Lobreguez en agosto

 

Al polifacético escoces (¡cuánto debe el conocimiento científico a Escocia!) Thomas Carlyle se le ocurrió a mediados del XIX etiquetar de “ciencia lúgubre” a la Economía. Se debate si quería hacer referencia al pesimismo de Malthus, a la condición de escasez que exige lo económico o a alguna otra circunstancia relacionada con la desgracia y la miseria. Menos pesimista resulta aceptar que el adjetivo “dismal” situaba nuestra materia en oposición a la “gay science”, la gaya ciencia del trovar y cantar, mucho más propia de cigarras que de las laboriosas y económicas hormigas. Me digo que la economía da muchas alegrías, y me respondo que lo que alegra en realidad es la abundancia, mucho más si se alcanza sin esfuerzo. Por eso lo que advierto, y me conmueve ahora que termina agosto, es una tristeza colectiva que viene tanto de la enfermedad como de sus remedios, y que debemos superar si queremos sanar y, además, aliviar el empobrecimiento. El mensaje y lemas que anteponían radicalmente la salud a la economía y planteaban un dilema insuperable, han conducido a una situación en que el deterioro económico es incalculable (están por ver los resultados finales) pero tampoco se han evitado los muertos. Mucho más razonable resulta la estrategia que se plantea respecto a la educación, donde se persigue evitar la enfermedad sin dejar de atender las necesidades educativas de nuestros niños y jóvenes. Esta compatibilidad es, sin duda, un objetivo más ambicioso y mucho más político si lo que la política pretende es la conciliación de contrarios, el equilibrio de intereses legítimos y el bienestar.
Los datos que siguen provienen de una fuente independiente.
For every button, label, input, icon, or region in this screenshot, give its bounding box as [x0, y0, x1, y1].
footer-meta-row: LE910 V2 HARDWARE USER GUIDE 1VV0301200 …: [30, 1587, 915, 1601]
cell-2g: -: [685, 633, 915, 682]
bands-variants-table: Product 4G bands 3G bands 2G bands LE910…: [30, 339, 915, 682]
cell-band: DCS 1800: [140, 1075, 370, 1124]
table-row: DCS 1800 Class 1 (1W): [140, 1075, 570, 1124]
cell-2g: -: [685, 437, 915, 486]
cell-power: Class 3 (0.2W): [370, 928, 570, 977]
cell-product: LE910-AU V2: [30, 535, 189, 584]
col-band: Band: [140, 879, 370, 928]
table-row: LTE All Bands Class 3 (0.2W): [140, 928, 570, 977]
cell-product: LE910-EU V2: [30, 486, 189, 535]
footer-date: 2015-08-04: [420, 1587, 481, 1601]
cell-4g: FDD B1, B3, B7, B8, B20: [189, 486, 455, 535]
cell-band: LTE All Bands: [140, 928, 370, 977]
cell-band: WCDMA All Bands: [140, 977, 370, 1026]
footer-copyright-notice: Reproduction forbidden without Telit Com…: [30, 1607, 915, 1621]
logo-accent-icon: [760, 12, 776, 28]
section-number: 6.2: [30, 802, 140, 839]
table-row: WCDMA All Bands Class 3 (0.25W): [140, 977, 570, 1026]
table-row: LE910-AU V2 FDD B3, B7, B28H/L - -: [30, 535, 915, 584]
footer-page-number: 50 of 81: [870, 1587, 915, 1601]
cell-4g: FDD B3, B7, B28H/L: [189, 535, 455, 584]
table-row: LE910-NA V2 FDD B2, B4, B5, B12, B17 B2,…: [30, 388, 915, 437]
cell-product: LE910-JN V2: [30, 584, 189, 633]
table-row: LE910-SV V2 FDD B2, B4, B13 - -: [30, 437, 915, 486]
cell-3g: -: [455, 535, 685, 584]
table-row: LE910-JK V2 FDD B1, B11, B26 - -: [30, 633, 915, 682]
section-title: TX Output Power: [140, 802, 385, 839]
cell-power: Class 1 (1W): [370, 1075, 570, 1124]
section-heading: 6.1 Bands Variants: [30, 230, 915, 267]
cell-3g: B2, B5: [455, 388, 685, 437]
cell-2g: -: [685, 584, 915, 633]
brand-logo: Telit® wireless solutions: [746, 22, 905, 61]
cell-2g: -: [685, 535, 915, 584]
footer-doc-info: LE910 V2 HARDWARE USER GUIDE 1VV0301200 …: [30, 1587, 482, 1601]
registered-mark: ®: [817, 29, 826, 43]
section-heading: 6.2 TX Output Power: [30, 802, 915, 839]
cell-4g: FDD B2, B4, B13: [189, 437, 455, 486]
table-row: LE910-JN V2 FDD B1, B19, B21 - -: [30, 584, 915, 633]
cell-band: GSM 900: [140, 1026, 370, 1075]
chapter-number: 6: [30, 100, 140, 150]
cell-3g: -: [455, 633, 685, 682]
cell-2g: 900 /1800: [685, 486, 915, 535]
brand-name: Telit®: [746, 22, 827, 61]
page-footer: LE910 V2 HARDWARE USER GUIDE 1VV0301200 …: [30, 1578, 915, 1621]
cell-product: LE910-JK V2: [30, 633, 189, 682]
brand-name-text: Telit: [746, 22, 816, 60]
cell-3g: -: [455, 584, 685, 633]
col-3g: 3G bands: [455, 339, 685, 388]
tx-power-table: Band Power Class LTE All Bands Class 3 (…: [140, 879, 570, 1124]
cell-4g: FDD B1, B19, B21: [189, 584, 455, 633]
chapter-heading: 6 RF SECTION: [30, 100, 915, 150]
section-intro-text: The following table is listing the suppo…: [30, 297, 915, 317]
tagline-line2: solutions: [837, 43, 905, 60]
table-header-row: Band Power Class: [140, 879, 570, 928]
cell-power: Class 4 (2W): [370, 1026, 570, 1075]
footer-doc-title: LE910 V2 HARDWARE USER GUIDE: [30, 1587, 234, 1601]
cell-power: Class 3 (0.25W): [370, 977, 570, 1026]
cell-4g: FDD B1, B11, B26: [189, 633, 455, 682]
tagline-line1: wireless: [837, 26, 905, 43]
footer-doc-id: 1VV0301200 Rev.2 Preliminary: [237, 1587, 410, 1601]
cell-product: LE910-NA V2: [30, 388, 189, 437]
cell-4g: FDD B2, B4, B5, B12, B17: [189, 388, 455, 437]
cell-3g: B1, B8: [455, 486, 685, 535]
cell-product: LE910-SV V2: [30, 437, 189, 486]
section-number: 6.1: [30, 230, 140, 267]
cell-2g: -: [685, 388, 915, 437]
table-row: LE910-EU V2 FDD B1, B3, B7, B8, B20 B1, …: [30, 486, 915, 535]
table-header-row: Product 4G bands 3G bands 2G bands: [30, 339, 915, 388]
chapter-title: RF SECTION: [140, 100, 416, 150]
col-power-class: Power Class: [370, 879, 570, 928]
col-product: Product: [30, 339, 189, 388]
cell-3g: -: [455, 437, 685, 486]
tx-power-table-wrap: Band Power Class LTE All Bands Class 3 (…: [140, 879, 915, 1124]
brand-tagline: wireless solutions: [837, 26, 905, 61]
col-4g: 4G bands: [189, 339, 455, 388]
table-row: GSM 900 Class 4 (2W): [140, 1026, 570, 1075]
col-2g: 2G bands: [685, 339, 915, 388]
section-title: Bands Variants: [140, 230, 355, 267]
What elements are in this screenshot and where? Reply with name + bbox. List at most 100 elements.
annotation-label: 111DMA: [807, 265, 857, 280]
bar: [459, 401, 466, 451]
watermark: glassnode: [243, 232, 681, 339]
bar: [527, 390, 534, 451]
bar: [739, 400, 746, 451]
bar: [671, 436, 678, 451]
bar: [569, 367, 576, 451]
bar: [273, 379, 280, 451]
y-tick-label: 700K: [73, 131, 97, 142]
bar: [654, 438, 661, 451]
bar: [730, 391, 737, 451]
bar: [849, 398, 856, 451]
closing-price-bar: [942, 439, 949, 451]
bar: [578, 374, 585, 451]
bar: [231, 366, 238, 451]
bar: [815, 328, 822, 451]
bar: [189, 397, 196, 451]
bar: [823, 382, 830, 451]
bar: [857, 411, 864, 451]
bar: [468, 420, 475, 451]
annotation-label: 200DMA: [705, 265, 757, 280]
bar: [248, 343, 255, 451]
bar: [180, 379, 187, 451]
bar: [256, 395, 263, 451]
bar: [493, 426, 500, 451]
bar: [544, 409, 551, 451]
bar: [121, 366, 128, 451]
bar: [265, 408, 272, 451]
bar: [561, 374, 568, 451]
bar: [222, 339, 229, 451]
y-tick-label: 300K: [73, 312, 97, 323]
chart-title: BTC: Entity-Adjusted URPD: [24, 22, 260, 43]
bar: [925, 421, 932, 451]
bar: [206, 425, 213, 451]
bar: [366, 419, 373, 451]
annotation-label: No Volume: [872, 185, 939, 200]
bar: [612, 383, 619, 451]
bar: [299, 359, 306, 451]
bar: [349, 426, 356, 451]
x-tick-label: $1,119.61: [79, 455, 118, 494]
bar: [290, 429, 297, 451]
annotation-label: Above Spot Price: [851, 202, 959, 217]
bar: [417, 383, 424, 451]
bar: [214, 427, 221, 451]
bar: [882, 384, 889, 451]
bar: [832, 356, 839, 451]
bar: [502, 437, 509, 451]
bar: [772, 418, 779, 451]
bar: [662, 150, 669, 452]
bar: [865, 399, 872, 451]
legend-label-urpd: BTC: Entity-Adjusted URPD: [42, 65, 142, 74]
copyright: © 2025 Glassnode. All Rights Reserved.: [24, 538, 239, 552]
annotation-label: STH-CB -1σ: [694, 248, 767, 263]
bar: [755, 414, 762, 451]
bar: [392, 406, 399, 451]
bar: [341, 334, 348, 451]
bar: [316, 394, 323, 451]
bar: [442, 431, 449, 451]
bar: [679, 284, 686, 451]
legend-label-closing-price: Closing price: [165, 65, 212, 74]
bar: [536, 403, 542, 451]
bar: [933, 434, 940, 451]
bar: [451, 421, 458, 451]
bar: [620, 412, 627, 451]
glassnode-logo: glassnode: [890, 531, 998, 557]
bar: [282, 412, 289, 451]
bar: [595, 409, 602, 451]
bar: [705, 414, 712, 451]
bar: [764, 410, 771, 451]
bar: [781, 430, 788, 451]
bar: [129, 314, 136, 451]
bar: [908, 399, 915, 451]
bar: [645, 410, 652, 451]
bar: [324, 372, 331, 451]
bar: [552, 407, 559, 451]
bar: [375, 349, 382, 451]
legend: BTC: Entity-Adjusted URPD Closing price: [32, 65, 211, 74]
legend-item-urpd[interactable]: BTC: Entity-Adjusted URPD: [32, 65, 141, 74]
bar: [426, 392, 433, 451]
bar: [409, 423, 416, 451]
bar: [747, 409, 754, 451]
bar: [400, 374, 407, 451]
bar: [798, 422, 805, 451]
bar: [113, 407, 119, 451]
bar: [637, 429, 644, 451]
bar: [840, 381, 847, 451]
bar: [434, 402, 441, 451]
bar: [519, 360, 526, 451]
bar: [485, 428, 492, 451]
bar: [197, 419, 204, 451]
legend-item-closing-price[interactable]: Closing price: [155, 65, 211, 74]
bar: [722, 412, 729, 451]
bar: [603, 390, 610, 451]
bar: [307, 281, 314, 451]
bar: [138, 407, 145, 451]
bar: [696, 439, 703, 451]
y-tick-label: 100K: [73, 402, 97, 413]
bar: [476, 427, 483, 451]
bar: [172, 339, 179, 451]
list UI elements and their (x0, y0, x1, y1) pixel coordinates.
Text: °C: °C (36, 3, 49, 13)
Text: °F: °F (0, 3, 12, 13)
Los de Pedro Sánchez decidieron convertir el estado de alarma en alarma del estado, provocada por el autoritarismo único, el confinamiento y el cerrojazo. Maneras muy del gusto de aquellos comunistas del centralismo democrático y ahora practicadas por los ministerios detentados. Poner el derecho a la salud por delante de otros derechos fundamentales queda muy populista pero no sale gratis, como lo demuestran las consecuencias de cepillarse los derechos individuales y más concretamente los derechos a la libertad, hasta que los jueces ponen pegas al respecto. Si se pueden compatibilizar el derecho a la salud y, por ejemplo, el derecho al sufragio o, como ahora se pretende, el derecho a la educación, también se podía haber atendido más a los relacionados con la actividad económica. El centralismo y el “aparcamiento” de las cuestiones pendientes en esta materia ha sido la norma y ello trae en parte causa de la lobreguez de todas las previsiones para 2020: decrecimiento del -15%, paro 24%, déficit y deuda los que la contabilidad creativa y la UE nos permitan. Para Andalucía añadan ustedes los diferenciales habituales. Conocido el fiasco del turismo y la ineptitud burocrática en la tramitación de las ayudas nacionales y europeas, queda rezar y confiar en la sensatez restante de algunos políticos y agentes económicos.